故人の兄弟姉妹に声を掛けないとトラブルに
家族葬が広まったことによる人間関係のトラブルも少なくない。大阪・天王寺にある銀龍山泰聖寺の純空壮宏住職が言う。
「コロナ禍の時は感染拡大防止のために人数をしぼる葬儀が自然でしたが、5類感染症となった後も同じように考えていると問題につながります。“なぜ声をかけてくれなかった。お別れしたかったのに”といった苦情が出てくるのです。亡くなった方の子世代が、故人の兄弟姉妹を呼ばないで後にトラブルになってしまうケースが多いですね。それをきっかけに親戚付き合いがなくなる例まであります」
葬式・お墓コンサルタントの吉川美津子氏も「最低限、親の兄弟姉妹には声をかけるべきでしょう」とアドバイスする。

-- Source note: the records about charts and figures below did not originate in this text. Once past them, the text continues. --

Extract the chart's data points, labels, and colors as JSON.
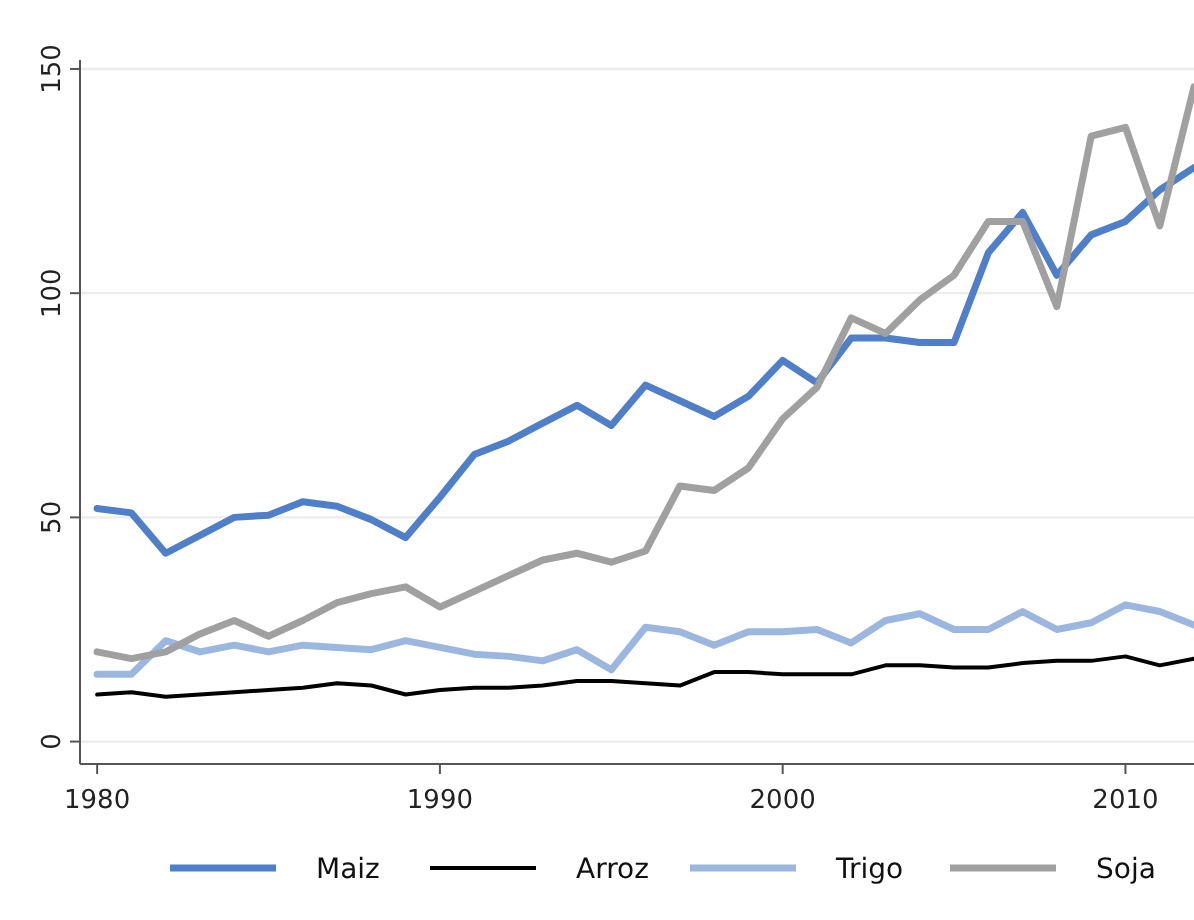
{
  "chart_data": {
    "type": "line",
    "x": [
      1980,
      1981,
      1982,
      1983,
      1984,
      1985,
      1986,
      1987,
      1988,
      1989,
      1990,
      1991,
      1992,
      1993,
      1994,
      1995,
      1996,
      1997,
      1998,
      1999,
      2000,
      2001,
      2002,
      2003,
      2004,
      2005,
      2006,
      2007,
      2008,
      2009,
      2010,
      2011,
      2012
    ],
    "xlim": [
      1979.5,
      2012
    ],
    "xticks": [
      1980,
      1990,
      2000,
      2010
    ],
    "ylim": [
      -5,
      152
    ],
    "yticks": [
      0,
      50,
      100,
      150
    ],
    "grid": "y",
    "legend": "bottom",
    "line_style": "solid",
    "series": [
      {
        "name": "Maiz",
        "color": "#4f7fc8",
        "values": [
          52,
          51,
          42,
          46,
          50,
          50.5,
          53.5,
          52.5,
          49.5,
          45.5,
          54.5,
          64,
          67,
          71,
          75,
          70.5,
          79.5,
          76,
          72.5,
          77,
          85,
          80,
          90,
          90,
          89,
          89,
          109,
          118,
          104,
          113,
          116,
          123,
          128
        ]
      },
      {
        "name": "Arroz",
        "color": "#000000",
        "values": [
          10.5,
          11,
          10,
          10.5,
          11,
          11.5,
          12,
          13,
          12.5,
          10.5,
          11.5,
          12,
          12,
          12.5,
          13.5,
          13.5,
          13,
          12.5,
          15.5,
          15.5,
          15,
          15,
          15,
          17,
          17,
          16.5,
          16.5,
          17.5,
          18,
          18,
          19,
          17,
          18.5
        ]
      },
      {
        "name": "Trigo",
        "color": "#9bb7e0",
        "values": [
          15,
          15,
          22.5,
          20,
          21.5,
          20,
          21.5,
          21,
          20.5,
          22.5,
          21,
          19.5,
          19,
          18,
          20.5,
          16,
          25.5,
          24.5,
          21.5,
          24.5,
          24.5,
          25,
          22,
          27,
          28.5,
          25,
          25,
          29,
          25,
          26.5,
          30.5,
          29,
          26
        ]
      },
      {
        "name": "Soja",
        "color": "#a0a0a0",
        "values": [
          20,
          18.5,
          20,
          24,
          27,
          23.5,
          27,
          31,
          33,
          34.5,
          30,
          33.5,
          37,
          40.5,
          42,
          40,
          42.5,
          57,
          56,
          61,
          72,
          79,
          94.5,
          91,
          98.5,
          104,
          116,
          116,
          97,
          135,
          137,
          115,
          146
        ]
      }
    ]
  }
}
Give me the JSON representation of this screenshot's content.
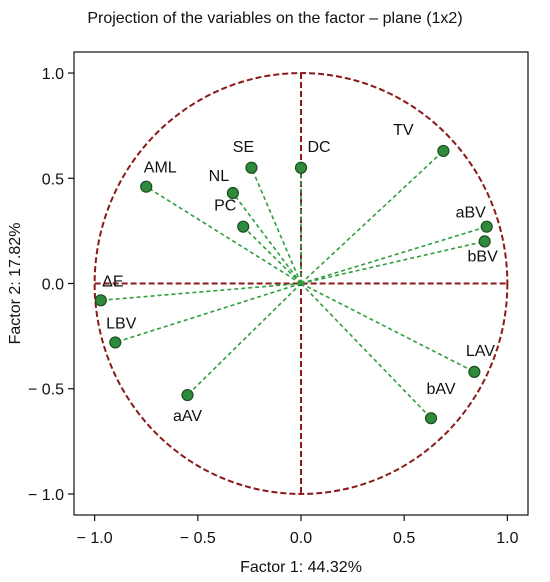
{
  "chart_data": {
    "type": "scatter",
    "title": "Projection of the variables on the factor – plane (1x2)",
    "xlabel": "Factor 1: 44.32%",
    "ylabel": "Factor 2: 17.82%",
    "xlim": [
      -1.1,
      1.1
    ],
    "ylim": [
      -1.1,
      1.1
    ],
    "xticks": [
      -1.0,
      -0.5,
      0.0,
      0.5,
      1.0
    ],
    "yticks": [
      -1.0,
      -0.5,
      0.0,
      0.5,
      1.0
    ],
    "xtick_labels": [
      "− 1.0",
      "− 0.5",
      "0.0",
      "0.5",
      "1.0"
    ],
    "ytick_labels": [
      "− 1.0",
      "− 0.5",
      "0.0",
      "0.5",
      "1.0"
    ],
    "unit_circle": true,
    "points": [
      {
        "label": "SE",
        "x": -0.24,
        "y": 0.55
      },
      {
        "label": "DC",
        "x": 0.0,
        "y": 0.55
      },
      {
        "label": "TV",
        "x": 0.69,
        "y": 0.63
      },
      {
        "label": "AML",
        "x": -0.75,
        "y": 0.46
      },
      {
        "label": "NL",
        "x": -0.33,
        "y": 0.43
      },
      {
        "label": "PC",
        "x": -0.28,
        "y": 0.27
      },
      {
        "label": "aBV",
        "x": 0.9,
        "y": 0.27
      },
      {
        "label": "bBV",
        "x": 0.89,
        "y": 0.2
      },
      {
        "label": "ΔE",
        "x": -0.97,
        "y": -0.08
      },
      {
        "label": "LBV",
        "x": -0.9,
        "y": -0.28
      },
      {
        "label": "LAV",
        "x": 0.84,
        "y": -0.42
      },
      {
        "label": "bAV",
        "x": 0.63,
        "y": -0.64
      },
      {
        "label": "aAV",
        "x": -0.55,
        "y": -0.53
      }
    ],
    "colors": {
      "circle": "#8b1a1a",
      "axes_lines": "#8b1a1a",
      "vectors": "#2e9e3e",
      "point_fill": "#2e8b3a",
      "point_stroke": "#1d4d22"
    }
  }
}
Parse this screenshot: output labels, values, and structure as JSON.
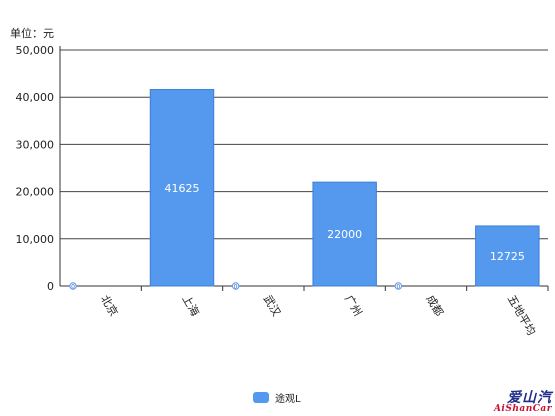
{
  "unit_label": "单位：元",
  "legend": {
    "label": "途观L",
    "color": "#5599ee"
  },
  "watermark": {
    "line1": "爱山汽",
    "line2": "AiShanCar"
  },
  "chart_data": {
    "type": "bar",
    "categories": [
      "北京",
      "上海",
      "武汉",
      "广州",
      "成都",
      "五地平均"
    ],
    "series": [
      {
        "name": "途观L",
        "values": [
          0,
          41625,
          0,
          22000,
          0,
          12725
        ]
      }
    ],
    "data_labels": [
      "0",
      "41625",
      "0",
      "22000",
      "0",
      "12725"
    ],
    "y_ticks": [
      "0",
      "10,000",
      "20,000",
      "30,000",
      "40,000",
      "50,000"
    ],
    "ylim": [
      0,
      50000
    ],
    "grid": true,
    "legend_position": "bottom",
    "bar_color": "#5599ee"
  }
}
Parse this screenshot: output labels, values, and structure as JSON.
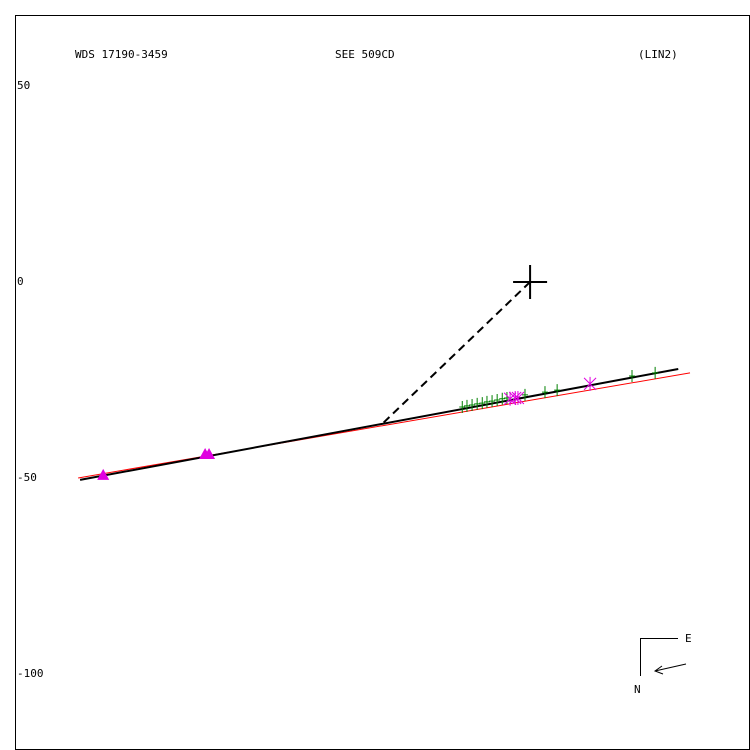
{
  "chart_data": {
    "type": "scatter",
    "header": [
      "WDS 17190-3459",
      "SEE 509CD",
      "(LIN2)"
    ],
    "xlim": [
      -131.4,
      56.1
    ],
    "ylim": [
      -119.4,
      68.1
    ],
    "yticks": [
      50,
      0,
      -50,
      -100
    ],
    "series": [
      {
        "marker": "line",
        "color": "#ff0000",
        "x": [
          -115.3,
          40.8
        ],
        "y": [
          -50.0,
          -23.2
        ]
      },
      {
        "marker": "line",
        "color": "#000000",
        "x": [
          -114.8,
          37.8
        ],
        "y": [
          -50.5,
          -22.2
        ]
      },
      {
        "marker": "dashed",
        "color": "#000000",
        "x": [
          0,
          -37.5
        ],
        "y": [
          0,
          -36.0
        ]
      },
      {
        "marker": "plus",
        "color": "#008000",
        "x": [
          -17.3,
          -16.1,
          -14.8,
          -13.5,
          -12.2,
          -11.0,
          -9.7,
          -8.4,
          -7.1,
          -5.9,
          -1.3,
          3.8,
          6.9,
          26.0,
          31.9
        ],
        "y": [
          -31.9,
          -31.6,
          -31.4,
          -31.1,
          -30.9,
          -30.6,
          -30.4,
          -30.1,
          -29.8,
          -29.6,
          -28.8,
          -28.1,
          -27.6,
          -24.0,
          -23.2
        ]
      },
      {
        "marker": "triangle",
        "color": "#e000e0",
        "x": [
          -108.9,
          -82.9,
          -81.9
        ],
        "y": [
          -49.2,
          -43.9,
          -43.9
        ]
      },
      {
        "marker": "asterisk",
        "color": "#e000e0",
        "x": [
          -5.1,
          -3.8,
          -3.1,
          15.3
        ],
        "y": [
          -29.8,
          -29.6,
          -29.6,
          -26.0
        ]
      },
      {
        "marker": "cross",
        "color": "#000000",
        "x": [
          0
        ],
        "y": [
          0
        ]
      }
    ],
    "compass": {
      "east": "E",
      "north": "N"
    }
  }
}
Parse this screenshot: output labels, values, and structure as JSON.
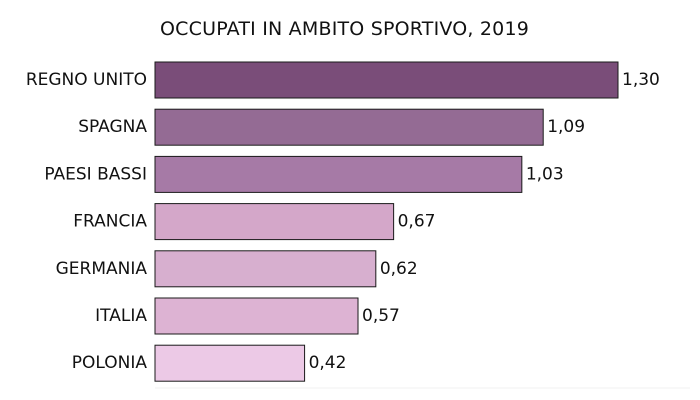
{
  "chart_data": {
    "type": "bar",
    "orientation": "horizontal",
    "title": "OCCUPATI IN AMBITO SPORTIVO, 2019",
    "categories": [
      "REGNO UNITO",
      "SPAGNA",
      "PAESI BASSI",
      "FRANCIA",
      "GERMANIA",
      "ITALIA",
      "POLONIA"
    ],
    "values": [
      1.3,
      1.09,
      1.03,
      0.67,
      0.62,
      0.57,
      0.42
    ],
    "value_labels": [
      "1,30",
      "1,09",
      "1,03",
      "0,67",
      "0,62",
      "0,57",
      "0,42"
    ],
    "bar_colors": [
      "#7a4d79",
      "#946b94",
      "#a67aa6",
      "#d4a7c9",
      "#d7afcf",
      "#ddb3d3",
      "#ecc9e6"
    ],
    "xlim": [
      0,
      1.3
    ],
    "xlabel": "",
    "ylabel": "",
    "grid": false,
    "legend": "none"
  }
}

「もちろん、故人との関係が深いかは一概には言えません。だからこそ、お知らせをしたうえで葬儀に来てもらえるかどうかは、呼ばれた側が判断することだと考えるのが望ましいと思います」
弔いが葬儀で完結しないと面倒に
“知らせがなかった”と怒るのは、故人との思い出が深かった人だと考えられる。葬儀相談員の市川愛氏(市川愛事務所代表)が言う。
「そうした人には後から、“本人の強い希望だったため事後報告になったのは申し訳ないが、四十九日の法要にご案内します”といった申し出をして、お別れの機会を設けてわだかまりを解消する選択肢もある」
もっとも、そうした対応を増やしていくと残された家族の負担が大きくなることも見逃せない。
「葬儀が終わった後に訃報をお知らせした人から供物が送られてくるといったことにその都度対応するのも大変です。葬儀で完結できたほうが負担は少ない。その観点から考えても、“声をかけるべき人にかける”ことを実践できたほうがいいということになります」(吉川氏)
親は伝え方、子は聞き方を考える
実践するうえでは、親子の意思疎通が重要だ。前出・吉川氏はこう言う。
「そもそも、親の交友関係、近所付き合いなどを子が全く把握していないケースが多い。もちろん、子がいきなり“葬儀に誰を呼んだらいいか”とは聞きにくいと思うので、“何か困ったことがあった時に相談できる人を教えてほしい”といった聞き方をするとよいのではないか」
親の目線から言えば、「子供たちが困らないように伝えておく」ということだ。前出・市川氏はこう話す。
「葬儀に呼ぶ人について親に聞くというのは、子の側にどうしても罪悪感が生じる。見送られる側のご本人が、終活のなかで必要な情報を家族に伝えておく。それがいちばん角が立たない方法なのだと思います」
家族葬で家族を壊さないためには、家族の一人ひとりが相手のことを考えながら行動する必要がある。